BLAMBANGANUMPU – Sejumlah petani singkong di wilayah Pakuan Ratu, Negara Batin, dan Negeri Besar kembali melayangkan keluhan terkait ketidakpatuhan pabrik pengolahan singkong terhadap Surat Edaran Gubernur Lampung serta Surat Peringatan Bupati Waykanan mengenai harga dan potongan singkong.

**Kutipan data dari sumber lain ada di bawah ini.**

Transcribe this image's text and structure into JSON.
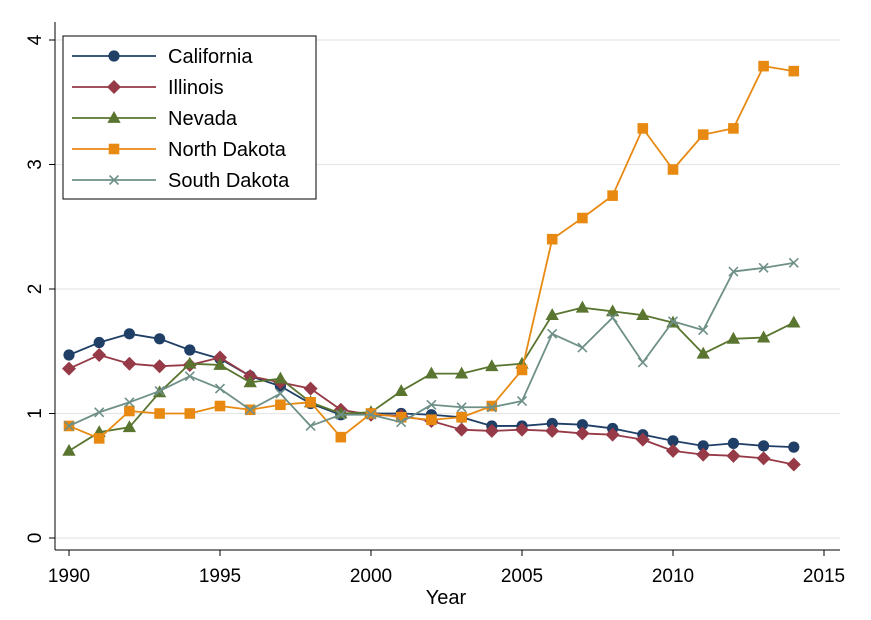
{
  "chart_data": {
    "type": "line",
    "title": "",
    "xlabel": "Year",
    "ylabel": "",
    "xlim": [
      1990,
      2015
    ],
    "ylim": [
      0,
      4
    ],
    "x_ticks": [
      "1990",
      "1995",
      "2000",
      "2005",
      "2010",
      "2015"
    ],
    "y_ticks": [
      "0",
      "1",
      "2",
      "3",
      "4"
    ],
    "grid": true,
    "legend_position": "top-left",
    "x": [
      1990,
      1991,
      1992,
      1993,
      1994,
      1995,
      1996,
      1997,
      1998,
      1999,
      2000,
      2001,
      2002,
      2003,
      2004,
      2005,
      2006,
      2007,
      2008,
      2009,
      2010,
      2011,
      2012,
      2013,
      2014
    ],
    "series": [
      {
        "name": "California",
        "color": "#1f3f66",
        "marker": "circle",
        "values": [
          1.47,
          1.57,
          1.64,
          1.6,
          1.51,
          1.44,
          1.3,
          1.22,
          1.08,
          0.99,
          1.0,
          1.0,
          0.99,
          0.97,
          0.9,
          0.9,
          0.92,
          0.91,
          0.88,
          0.83,
          0.78,
          0.74,
          0.76,
          0.74,
          0.73
        ]
      },
      {
        "name": "Illinois",
        "color": "#953a46",
        "marker": "diamond",
        "values": [
          1.36,
          1.47,
          1.4,
          1.38,
          1.39,
          1.45,
          1.3,
          1.25,
          1.2,
          1.03,
          0.99,
          0.98,
          0.94,
          0.87,
          0.86,
          0.87,
          0.86,
          0.84,
          0.83,
          0.79,
          0.7,
          0.67,
          0.66,
          0.64,
          0.59
        ]
      },
      {
        "name": "Nevada",
        "color": "#5a7530",
        "marker": "triangle",
        "values": [
          0.7,
          0.85,
          0.89,
          1.17,
          1.4,
          1.39,
          1.25,
          1.28,
          1.09,
          1.0,
          1.01,
          1.18,
          1.32,
          1.32,
          1.38,
          1.4,
          1.79,
          1.85,
          1.82,
          1.79,
          1.73,
          1.48,
          1.6,
          1.61,
          1.73
        ]
      },
      {
        "name": "North Dakota",
        "color": "#e88a12",
        "marker": "square",
        "values": [
          0.9,
          0.8,
          1.02,
          1.0,
          1.0,
          1.06,
          1.03,
          1.07,
          1.09,
          0.81,
          1.0,
          0.97,
          0.95,
          0.97,
          1.06,
          1.35,
          2.4,
          2.57,
          2.75,
          3.29,
          2.96,
          3.24,
          3.29,
          3.79,
          3.75
        ]
      },
      {
        "name": "South Dakota",
        "color": "#6f9088",
        "marker": "x",
        "values": [
          0.9,
          1.01,
          1.09,
          1.18,
          1.3,
          1.2,
          1.03,
          1.16,
          0.9,
          0.99,
          0.99,
          0.93,
          1.07,
          1.05,
          1.05,
          1.1,
          1.64,
          1.53,
          1.77,
          1.41,
          1.74,
          1.67,
          2.14,
          2.17,
          2.21
        ]
      }
    ]
  }
}
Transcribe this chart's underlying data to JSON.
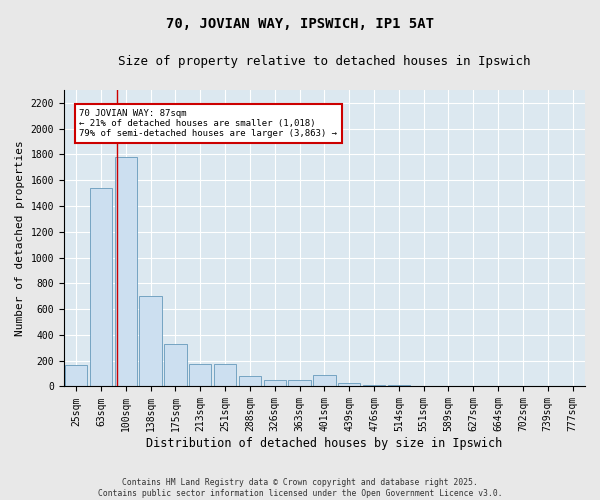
{
  "title_line1": "70, JOVIAN WAY, IPSWICH, IP1 5AT",
  "title_line2": "Size of property relative to detached houses in Ipswich",
  "xlabel": "Distribution of detached houses by size in Ipswich",
  "ylabel": "Number of detached properties",
  "bar_color": "#ccdff0",
  "bar_edge_color": "#6699bb",
  "background_color": "#dce8f0",
  "grid_color": "#ffffff",
  "categories": [
    "25sqm",
    "63sqm",
    "100sqm",
    "138sqm",
    "175sqm",
    "213sqm",
    "251sqm",
    "288sqm",
    "326sqm",
    "363sqm",
    "401sqm",
    "439sqm",
    "476sqm",
    "514sqm",
    "551sqm",
    "589sqm",
    "627sqm",
    "664sqm",
    "702sqm",
    "739sqm",
    "777sqm"
  ],
  "values": [
    170,
    1540,
    1780,
    700,
    330,
    175,
    175,
    85,
    50,
    50,
    90,
    30,
    15,
    10,
    5,
    2,
    1,
    1,
    0,
    0,
    0
  ],
  "ylim": [
    0,
    2300
  ],
  "yticks": [
    0,
    200,
    400,
    600,
    800,
    1000,
    1200,
    1400,
    1600,
    1800,
    2000,
    2200
  ],
  "red_line_x": 1.65,
  "annotation_text": "70 JOVIAN WAY: 87sqm\n← 21% of detached houses are smaller (1,018)\n79% of semi-detached houses are larger (3,863) →",
  "annotation_box_color": "#ffffff",
  "annotation_border_color": "#cc0000",
  "footnote_line1": "Contains HM Land Registry data © Crown copyright and database right 2025.",
  "footnote_line2": "Contains public sector information licensed under the Open Government Licence v3.0.",
  "title_fontsize": 10,
  "subtitle_fontsize": 9,
  "tick_fontsize": 7,
  "xlabel_fontsize": 8.5,
  "ylabel_fontsize": 8,
  "footnote_fontsize": 5.8,
  "fig_bg_color": "#e8e8e8"
}
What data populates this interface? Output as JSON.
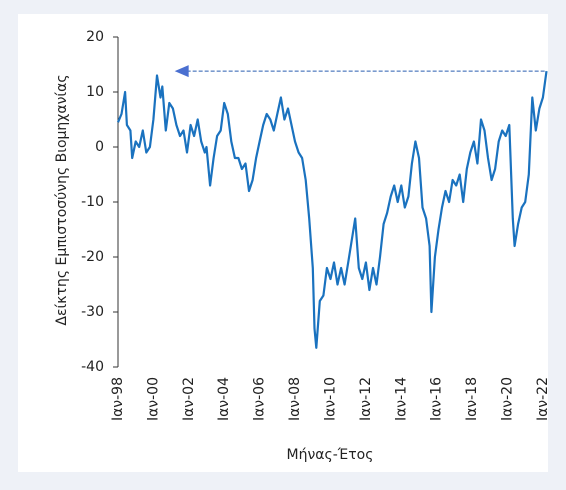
{
  "chart_data": {
    "type": "line",
    "x_label": "Μήνας-Έτος",
    "y_label": "Δείκτης Εμπιστοσύνης Βιομηχανίας",
    "x": [
      1998.0,
      1998.2,
      1998.4,
      1998.5,
      1998.7,
      1998.8,
      1999.0,
      1999.2,
      1999.4,
      1999.6,
      1999.8,
      2000.0,
      2000.2,
      2000.4,
      2000.5,
      2000.7,
      2000.9,
      2001.1,
      2001.3,
      2001.5,
      2001.7,
      2001.9,
      2002.1,
      2002.3,
      2002.5,
      2002.7,
      2002.9,
      2003.0,
      2003.2,
      2003.4,
      2003.6,
      2003.8,
      2004.0,
      2004.2,
      2004.4,
      2004.6,
      2004.8,
      2005.0,
      2005.2,
      2005.4,
      2005.6,
      2005.8,
      2006.0,
      2006.2,
      2006.4,
      2006.6,
      2006.8,
      2007.0,
      2007.2,
      2007.4,
      2007.6,
      2007.8,
      2008.0,
      2008.2,
      2008.4,
      2008.6,
      2008.8,
      2009.0,
      2009.1,
      2009.2,
      2009.4,
      2009.6,
      2009.8,
      2010.0,
      2010.2,
      2010.4,
      2010.6,
      2010.8,
      2011.0,
      2011.2,
      2011.4,
      2011.6,
      2011.8,
      2012.0,
      2012.2,
      2012.4,
      2012.6,
      2012.8,
      2013.0,
      2013.2,
      2013.4,
      2013.6,
      2013.8,
      2014.0,
      2014.2,
      2014.4,
      2014.6,
      2014.8,
      2015.0,
      2015.2,
      2015.4,
      2015.6,
      2015.7,
      2015.9,
      2016.1,
      2016.3,
      2016.5,
      2016.7,
      2016.9,
      2017.1,
      2017.3,
      2017.5,
      2017.7,
      2017.9,
      2018.1,
      2018.3,
      2018.5,
      2018.7,
      2018.9,
      2019.1,
      2019.3,
      2019.5,
      2019.7,
      2019.9,
      2020.1,
      2020.3,
      2020.4,
      2020.6,
      2020.8,
      2021.0,
      2021.2,
      2021.4,
      2021.6,
      2021.8,
      2022.0,
      2022.2
    ],
    "series": [
      {
        "color": "#1a72bf",
        "values": [
          4.5,
          6,
          10,
          4,
          3,
          -2,
          1,
          0,
          3,
          -1,
          0,
          5,
          13,
          9,
          11,
          3,
          8,
          7,
          4,
          2,
          3,
          -1,
          4,
          2,
          5,
          1,
          -1,
          0,
          -7,
          -2,
          2,
          3,
          8,
          6,
          1,
          -2,
          -2,
          -4,
          -3,
          -8,
          -6,
          -2,
          1,
          4,
          6,
          5,
          3,
          6,
          9,
          5,
          7,
          4,
          1,
          -1,
          -2,
          -6,
          -13,
          -22,
          -33,
          -36.5,
          -28,
          -27,
          -22,
          -24,
          -21,
          -25,
          -22,
          -25,
          -21,
          -17,
          -13,
          -22,
          -24,
          -21,
          -26,
          -22,
          -25,
          -20,
          -14,
          -12,
          -9,
          -7,
          -10,
          -7,
          -11,
          -9,
          -3,
          1,
          -2,
          -11,
          -13,
          -18,
          -30,
          -20,
          -15,
          -11,
          -8,
          -10,
          -6,
          -7,
          -5,
          -10,
          -4,
          -1,
          1,
          -3,
          5,
          3,
          -2,
          -6,
          -4,
          1,
          3,
          2,
          4,
          -13,
          -18,
          -14,
          -11,
          -10,
          -5,
          9,
          3,
          7,
          9,
          13.8
        ]
      }
    ],
    "reference_line": {
      "value": 13.8,
      "x": [
        2001.2,
        2022.2
      ],
      "color": "#2a5db0"
    },
    "xlim": [
      1998,
      2022.4
    ],
    "ylim": [
      -40,
      20
    ],
    "yticks": [
      -40,
      -30,
      -20,
      -10,
      0,
      10,
      20
    ],
    "xticks": [
      {
        "value": 1998,
        "label": "Ιαν-98"
      },
      {
        "value": 2000,
        "label": "Ιαν-00"
      },
      {
        "value": 2002,
        "label": "Ιαν-02"
      },
      {
        "value": 2004,
        "label": "Ιαν-04"
      },
      {
        "value": 2006,
        "label": "Ιαν-06"
      },
      {
        "value": 2008,
        "label": "Ιαν-08"
      },
      {
        "value": 2010,
        "label": "Ιαν-10"
      },
      {
        "value": 2012,
        "label": "Ιαν-12"
      },
      {
        "value": 2014,
        "label": "Ιαν-14"
      },
      {
        "value": 2016,
        "label": "Ιαν-16"
      },
      {
        "value": 2018,
        "label": "Ιαν-18"
      },
      {
        "value": 2020,
        "label": "Ιαν-20"
      },
      {
        "value": 2022,
        "label": "Ιαν-22"
      }
    ]
  }
}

Para petani menilai harga yang diterapkan pabrik masih jauh di bawah standar, sementara potongan (refaksi) dinilai terlalu tinggi dan tidak transparan. Selain itu, sistem buka-tutup pabrik tanpa pemberitahuan jelas semakin mempersulit penjualan hasil panen.
“Harga singkong di beberapa pabrik masih sangat rendah, jauh dari ketentuan dalam surat edaran Gubernur. Kami sangat dirugikan,” ujar Nasir, petani asal Pakuan Ratu.
Keluhan serupa disampaikan Hery, petani lainnya. Menurutnya, potongan timbangan bisa mencapai 40 persen bahkan lebih, tanpa dasar perhitungan yang jelas.
“Alasannya macam-macam, kadang kadar air tinggi, kadang singkong kotor. Tapi kami tidak tahu cara menghitungnya,” ungkapnya.
Selain harga dan potongan, petani juga dirugikan dengan kebijakan buka-tutup pabrik secara mendadak.
“Kami sudah jauh-jauh membawa singkong ke pabrik, tapi ternyata ditutup. Akhirnya kami keluar biaya transportasi lagi untuk mencari pembeli lain dengan harga lebih murah,” keluh seorang petani.
Menyikapi hal itu, petani berharap pemerintah provinsi dan kabupaten segera turun tangan menindak tegas pabrik yang tidak mematuhi aturan.
Mereka juga meminta adanya solusi alternatif agar tidak terus dirugikan oleh praktik yang dianggap merugikan.
Sementara itu, Manager CV Gajah Mada Inter Nusa, Ko Pimping, membenarkan pabriknya telah menutup operasional sejak Selasa (9/9).
Menurutnya, kondisi tersebut terjadi karena pabrik tidak mampu memenuhi tuntutan petani yang meminta potongan hanya 30 persen tanpa memperhitungkan kadar pati.
“Ini jadi dilema bagi pabrik, karena harga jual tapioka di pasar lokal saat ini hanya Rp4.600 per kilogram. Ditambah lagi sulitnya mencari pembeli. Kalau keadaan terus seperti ini tanpa solusi dari pemerintah, bukan tidak mungkin semakin banyak pabrik yang tutup,” jelas Ko Pimping.
Ia menegaskan, pabrik juga membutuhkan perhatian pemerintah.
“Petani dituntut untung, tapi pabrik juga harus diperhatikan soal harga jual tapioka. Kalau ada stabilisasi harga, otomatis kami bisa membeli singkong dengan harga lebih baik. Sekarang karyawan mendesak pabrik buka, sementara kemampuan membeli singkong dengan aturan yang ada tidak memungkinkan,” keluhnya.
Hal senada diungkapkan Manager PT Agung Mulia Bunga Tapioka, Budi Pranata Jati. Ia menilai, kunci dari persoalan ini ada pada penyetabilan harga tapioka di pasar lokal.